Now, I want to extends this object :

babel.prototype.french = {
    bonjour: function () { alert('bonjour'); },
    aurevoir: function () { alert('au revoir'); }
}

But what if I need to use an existing function define before ?

babel.prototype.french = {
    bonjour: function () { alert('bonjour'); },
    aurevoir: function () { alert('aurevoir'); },
    teeshirt: function () { this.english.teeshirt(); }
}

What I could do is :

var say = new babel();

(function (_this) {
    babel.prototype.french = {
    bonjour: function () { alert('bonjour'); },
    aurevoir: function () { alert('aurevoir'); },
    hello: function () { _this.english.hello(); }
    }
})(say);

But in this case, I will always use the context of the say object, isn't it ?

share|improve this question
2  
possible duplicate of Access parent's parent from javascript object –  Juhana Dec 4 '11 at 8:02
    
Do you want var b = new babel(); b.french.teeshirt(); to alert "T-shirt"? Or some other behavior? –  Ray Toal Dec 4 '11 at 8:18
    
Yes, it is the behaviour I would like, but moreover, I would like to use the context of my object. –  Natim Dec 4 '11 at 8:36

2 Answers 2

up vote 3 down vote accepted

The problem is, that in teeshirt function call this points to the french object, not babel object.
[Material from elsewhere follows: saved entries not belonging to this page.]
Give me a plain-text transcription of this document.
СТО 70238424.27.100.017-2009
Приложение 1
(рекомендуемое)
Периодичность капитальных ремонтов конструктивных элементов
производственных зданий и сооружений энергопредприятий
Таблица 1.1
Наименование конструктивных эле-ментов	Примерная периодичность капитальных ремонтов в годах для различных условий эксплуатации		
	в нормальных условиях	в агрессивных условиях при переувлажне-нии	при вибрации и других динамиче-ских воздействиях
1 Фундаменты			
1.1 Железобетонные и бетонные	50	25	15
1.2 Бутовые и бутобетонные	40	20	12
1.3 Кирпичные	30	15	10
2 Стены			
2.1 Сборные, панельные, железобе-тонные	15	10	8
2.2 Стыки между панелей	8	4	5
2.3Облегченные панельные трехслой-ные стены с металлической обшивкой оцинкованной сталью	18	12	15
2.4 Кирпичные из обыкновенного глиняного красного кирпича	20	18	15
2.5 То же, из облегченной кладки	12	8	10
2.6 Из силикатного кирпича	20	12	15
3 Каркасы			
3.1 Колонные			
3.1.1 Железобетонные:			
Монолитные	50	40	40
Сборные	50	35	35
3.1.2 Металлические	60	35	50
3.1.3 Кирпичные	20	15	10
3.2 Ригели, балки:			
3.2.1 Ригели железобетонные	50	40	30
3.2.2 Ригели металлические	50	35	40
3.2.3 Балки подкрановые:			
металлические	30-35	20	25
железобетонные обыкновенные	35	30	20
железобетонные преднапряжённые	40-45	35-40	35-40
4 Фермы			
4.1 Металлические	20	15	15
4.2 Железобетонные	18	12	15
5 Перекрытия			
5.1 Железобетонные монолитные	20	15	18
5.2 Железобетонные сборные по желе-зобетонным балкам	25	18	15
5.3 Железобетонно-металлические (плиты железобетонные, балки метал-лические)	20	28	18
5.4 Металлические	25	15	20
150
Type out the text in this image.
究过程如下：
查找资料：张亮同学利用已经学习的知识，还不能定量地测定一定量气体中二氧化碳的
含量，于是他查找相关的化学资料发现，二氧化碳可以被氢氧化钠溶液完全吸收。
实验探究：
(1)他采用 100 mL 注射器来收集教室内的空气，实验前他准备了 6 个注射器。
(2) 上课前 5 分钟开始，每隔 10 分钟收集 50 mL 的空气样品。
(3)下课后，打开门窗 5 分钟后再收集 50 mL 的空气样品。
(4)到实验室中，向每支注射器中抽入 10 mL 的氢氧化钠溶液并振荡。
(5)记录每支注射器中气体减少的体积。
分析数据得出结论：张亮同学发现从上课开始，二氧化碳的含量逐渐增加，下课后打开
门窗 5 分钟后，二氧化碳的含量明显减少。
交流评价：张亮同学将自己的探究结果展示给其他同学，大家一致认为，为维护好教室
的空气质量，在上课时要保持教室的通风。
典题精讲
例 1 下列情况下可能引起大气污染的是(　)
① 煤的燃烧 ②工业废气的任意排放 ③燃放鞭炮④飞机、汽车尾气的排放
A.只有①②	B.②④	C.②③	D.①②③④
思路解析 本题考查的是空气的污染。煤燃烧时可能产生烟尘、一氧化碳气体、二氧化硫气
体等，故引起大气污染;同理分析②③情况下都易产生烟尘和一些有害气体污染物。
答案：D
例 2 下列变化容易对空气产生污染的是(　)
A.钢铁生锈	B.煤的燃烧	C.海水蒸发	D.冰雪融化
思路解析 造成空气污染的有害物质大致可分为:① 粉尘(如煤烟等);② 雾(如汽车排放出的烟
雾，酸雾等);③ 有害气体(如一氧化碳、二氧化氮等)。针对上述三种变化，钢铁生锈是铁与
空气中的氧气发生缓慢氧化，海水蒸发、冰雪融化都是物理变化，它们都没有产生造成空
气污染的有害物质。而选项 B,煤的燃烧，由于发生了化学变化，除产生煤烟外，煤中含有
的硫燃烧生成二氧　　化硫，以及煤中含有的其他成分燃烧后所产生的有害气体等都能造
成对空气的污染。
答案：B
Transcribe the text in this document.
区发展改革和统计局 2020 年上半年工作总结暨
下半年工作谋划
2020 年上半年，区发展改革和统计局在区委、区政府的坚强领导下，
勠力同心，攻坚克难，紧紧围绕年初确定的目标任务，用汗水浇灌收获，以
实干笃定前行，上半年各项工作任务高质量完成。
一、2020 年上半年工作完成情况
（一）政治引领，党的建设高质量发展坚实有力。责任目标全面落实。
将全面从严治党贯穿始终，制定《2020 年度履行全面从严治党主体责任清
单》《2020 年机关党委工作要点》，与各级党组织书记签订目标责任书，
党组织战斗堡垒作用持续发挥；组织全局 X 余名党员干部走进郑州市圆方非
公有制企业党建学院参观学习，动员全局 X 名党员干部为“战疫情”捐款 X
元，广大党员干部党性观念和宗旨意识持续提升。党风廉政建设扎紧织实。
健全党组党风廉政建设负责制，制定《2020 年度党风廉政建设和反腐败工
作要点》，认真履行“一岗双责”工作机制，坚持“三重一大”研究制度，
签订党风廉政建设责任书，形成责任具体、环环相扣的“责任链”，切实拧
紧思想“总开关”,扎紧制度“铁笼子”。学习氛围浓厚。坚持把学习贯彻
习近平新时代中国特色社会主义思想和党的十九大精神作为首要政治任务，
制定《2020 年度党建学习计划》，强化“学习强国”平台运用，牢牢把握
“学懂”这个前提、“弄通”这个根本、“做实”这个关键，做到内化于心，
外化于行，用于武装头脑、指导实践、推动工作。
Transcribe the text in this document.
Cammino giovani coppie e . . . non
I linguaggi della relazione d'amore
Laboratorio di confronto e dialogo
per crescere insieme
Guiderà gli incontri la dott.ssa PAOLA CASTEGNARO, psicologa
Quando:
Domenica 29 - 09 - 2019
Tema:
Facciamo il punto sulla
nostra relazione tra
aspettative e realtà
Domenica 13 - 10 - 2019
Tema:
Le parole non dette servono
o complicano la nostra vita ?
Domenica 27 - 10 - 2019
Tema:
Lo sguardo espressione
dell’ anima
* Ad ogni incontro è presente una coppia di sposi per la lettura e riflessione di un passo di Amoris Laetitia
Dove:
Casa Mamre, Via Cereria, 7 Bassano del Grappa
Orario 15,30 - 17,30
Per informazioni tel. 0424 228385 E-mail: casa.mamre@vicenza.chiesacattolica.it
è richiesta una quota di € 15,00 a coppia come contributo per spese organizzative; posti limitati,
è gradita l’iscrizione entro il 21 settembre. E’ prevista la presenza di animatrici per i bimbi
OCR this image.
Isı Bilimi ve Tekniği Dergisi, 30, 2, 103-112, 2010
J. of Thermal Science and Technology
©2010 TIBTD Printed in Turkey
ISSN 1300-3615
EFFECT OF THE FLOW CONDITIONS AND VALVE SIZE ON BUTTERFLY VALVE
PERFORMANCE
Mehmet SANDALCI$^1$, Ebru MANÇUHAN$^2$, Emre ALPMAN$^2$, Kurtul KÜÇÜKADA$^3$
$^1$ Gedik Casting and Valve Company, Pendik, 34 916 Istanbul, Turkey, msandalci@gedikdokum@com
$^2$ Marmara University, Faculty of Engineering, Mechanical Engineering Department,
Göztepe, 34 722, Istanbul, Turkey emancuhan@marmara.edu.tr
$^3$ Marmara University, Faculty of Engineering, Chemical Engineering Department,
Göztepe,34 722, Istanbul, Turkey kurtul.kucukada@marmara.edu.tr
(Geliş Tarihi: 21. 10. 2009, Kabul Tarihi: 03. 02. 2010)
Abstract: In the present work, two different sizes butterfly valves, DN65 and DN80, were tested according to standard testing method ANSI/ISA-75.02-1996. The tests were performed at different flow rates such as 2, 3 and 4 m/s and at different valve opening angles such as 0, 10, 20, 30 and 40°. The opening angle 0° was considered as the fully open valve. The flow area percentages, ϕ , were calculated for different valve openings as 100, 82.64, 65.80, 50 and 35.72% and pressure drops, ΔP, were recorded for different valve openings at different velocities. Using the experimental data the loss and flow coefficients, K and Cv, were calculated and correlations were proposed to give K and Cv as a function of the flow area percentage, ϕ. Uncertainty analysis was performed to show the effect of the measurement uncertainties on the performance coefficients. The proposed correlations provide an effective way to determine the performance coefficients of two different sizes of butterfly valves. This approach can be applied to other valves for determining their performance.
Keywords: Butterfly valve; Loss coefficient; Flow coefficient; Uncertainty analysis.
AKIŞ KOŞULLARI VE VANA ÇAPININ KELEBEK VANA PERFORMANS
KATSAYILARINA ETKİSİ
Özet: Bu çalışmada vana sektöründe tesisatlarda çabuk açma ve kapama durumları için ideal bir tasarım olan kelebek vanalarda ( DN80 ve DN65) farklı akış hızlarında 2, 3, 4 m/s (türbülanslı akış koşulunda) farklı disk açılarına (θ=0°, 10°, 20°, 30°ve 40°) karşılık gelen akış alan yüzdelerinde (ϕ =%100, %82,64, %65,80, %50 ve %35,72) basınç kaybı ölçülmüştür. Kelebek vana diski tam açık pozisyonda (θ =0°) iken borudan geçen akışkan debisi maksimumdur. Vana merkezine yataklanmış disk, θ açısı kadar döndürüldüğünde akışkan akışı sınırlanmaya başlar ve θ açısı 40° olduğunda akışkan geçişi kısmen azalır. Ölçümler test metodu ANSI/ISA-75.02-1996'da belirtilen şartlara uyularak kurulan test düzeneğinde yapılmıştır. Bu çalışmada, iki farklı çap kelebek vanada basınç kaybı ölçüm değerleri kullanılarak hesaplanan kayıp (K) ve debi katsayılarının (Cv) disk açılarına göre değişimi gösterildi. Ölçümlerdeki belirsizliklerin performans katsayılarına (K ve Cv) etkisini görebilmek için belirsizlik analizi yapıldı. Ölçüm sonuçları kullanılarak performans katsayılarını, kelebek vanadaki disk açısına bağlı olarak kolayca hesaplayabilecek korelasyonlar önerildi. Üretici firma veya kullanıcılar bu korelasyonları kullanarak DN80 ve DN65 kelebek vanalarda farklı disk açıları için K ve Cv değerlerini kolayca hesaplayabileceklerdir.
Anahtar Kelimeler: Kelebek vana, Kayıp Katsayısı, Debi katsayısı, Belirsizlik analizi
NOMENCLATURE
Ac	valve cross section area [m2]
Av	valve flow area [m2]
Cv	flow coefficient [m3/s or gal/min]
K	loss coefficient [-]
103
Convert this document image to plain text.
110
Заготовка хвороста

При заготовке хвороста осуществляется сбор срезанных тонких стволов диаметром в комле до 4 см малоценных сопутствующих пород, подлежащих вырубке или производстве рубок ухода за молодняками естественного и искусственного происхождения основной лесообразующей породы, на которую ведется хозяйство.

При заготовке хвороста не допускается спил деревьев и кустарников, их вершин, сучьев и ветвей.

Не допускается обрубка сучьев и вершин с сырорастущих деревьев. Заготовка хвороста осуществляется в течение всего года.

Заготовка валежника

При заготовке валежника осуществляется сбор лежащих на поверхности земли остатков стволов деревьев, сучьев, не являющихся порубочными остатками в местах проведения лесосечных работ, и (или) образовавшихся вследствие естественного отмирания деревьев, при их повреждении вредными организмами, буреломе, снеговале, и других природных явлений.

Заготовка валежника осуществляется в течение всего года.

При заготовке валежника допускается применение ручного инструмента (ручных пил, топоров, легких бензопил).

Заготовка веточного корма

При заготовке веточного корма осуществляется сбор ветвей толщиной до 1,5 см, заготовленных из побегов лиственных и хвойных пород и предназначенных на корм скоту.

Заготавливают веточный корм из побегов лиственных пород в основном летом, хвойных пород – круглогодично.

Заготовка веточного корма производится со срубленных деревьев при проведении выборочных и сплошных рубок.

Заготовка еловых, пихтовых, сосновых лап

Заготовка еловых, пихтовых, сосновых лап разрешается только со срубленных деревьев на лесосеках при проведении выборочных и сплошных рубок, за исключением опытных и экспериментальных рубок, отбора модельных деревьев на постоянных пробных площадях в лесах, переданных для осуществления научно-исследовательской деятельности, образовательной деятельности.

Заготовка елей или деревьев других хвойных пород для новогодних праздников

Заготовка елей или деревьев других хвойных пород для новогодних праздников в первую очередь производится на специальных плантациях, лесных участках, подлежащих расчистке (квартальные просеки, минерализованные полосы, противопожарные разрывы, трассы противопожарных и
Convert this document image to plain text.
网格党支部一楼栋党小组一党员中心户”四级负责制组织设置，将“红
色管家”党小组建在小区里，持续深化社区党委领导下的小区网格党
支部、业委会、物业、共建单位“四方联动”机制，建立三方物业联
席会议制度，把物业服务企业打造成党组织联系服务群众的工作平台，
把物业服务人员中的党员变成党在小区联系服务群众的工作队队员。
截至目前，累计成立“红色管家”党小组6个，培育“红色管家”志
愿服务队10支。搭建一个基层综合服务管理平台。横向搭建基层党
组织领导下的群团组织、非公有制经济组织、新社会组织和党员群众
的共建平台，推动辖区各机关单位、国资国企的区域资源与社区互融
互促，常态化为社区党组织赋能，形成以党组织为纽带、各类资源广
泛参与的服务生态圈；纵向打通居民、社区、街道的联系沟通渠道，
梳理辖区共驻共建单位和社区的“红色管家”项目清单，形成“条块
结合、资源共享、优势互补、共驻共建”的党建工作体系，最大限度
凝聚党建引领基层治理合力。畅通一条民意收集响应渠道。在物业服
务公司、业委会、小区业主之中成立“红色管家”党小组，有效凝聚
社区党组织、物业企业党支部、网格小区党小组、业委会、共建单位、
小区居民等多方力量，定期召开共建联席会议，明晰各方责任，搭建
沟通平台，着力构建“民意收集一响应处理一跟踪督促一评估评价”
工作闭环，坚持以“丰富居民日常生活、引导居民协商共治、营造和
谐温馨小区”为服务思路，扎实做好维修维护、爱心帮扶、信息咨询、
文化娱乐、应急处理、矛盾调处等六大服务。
If you have to access parent object, you should store reference to it somewhere. For example you can change your constructor like this:

function babel(){
    this.english = {
        parent: this,
        hello: function () { alert('hello'); },
        goodbye: function () { alert('goodbye'); }
        teeshirt: function () { this.parent.french.something(); }
    }
}

But as you can see, there is a problem if you don't create object in constructor. I don't see any 'nice' approach, but you can do this:

function babel(){
    this.english = {
        parent: this,
        hello: function () { alert('hello'); },
        goodbye: function () { alert('goodbye'); }
        teeshirt: function () { this.parent.french.something(); }
    };
    for (var i in babel.prototype) {
        this[i].parent = this;
    }
}

Then your french will look like this:

babel.prototype.french = {
    bonjour: function () { alert('bonjour'); },
    aurevoir: function () { alert('aurevoir'); },
    teeshirt: function () { this.parent.english.teeshirt(); }
}
share|improve this answer
    
Ok this is nice :) –  Natim Dec 4 '11 at 8:49

While the question as asked does bring up all the fascinating issues with JavaScript's this and prototypal inheritance, I would suggest simplifying the whole problem and refactoring your objects. There are a couple ways to do this.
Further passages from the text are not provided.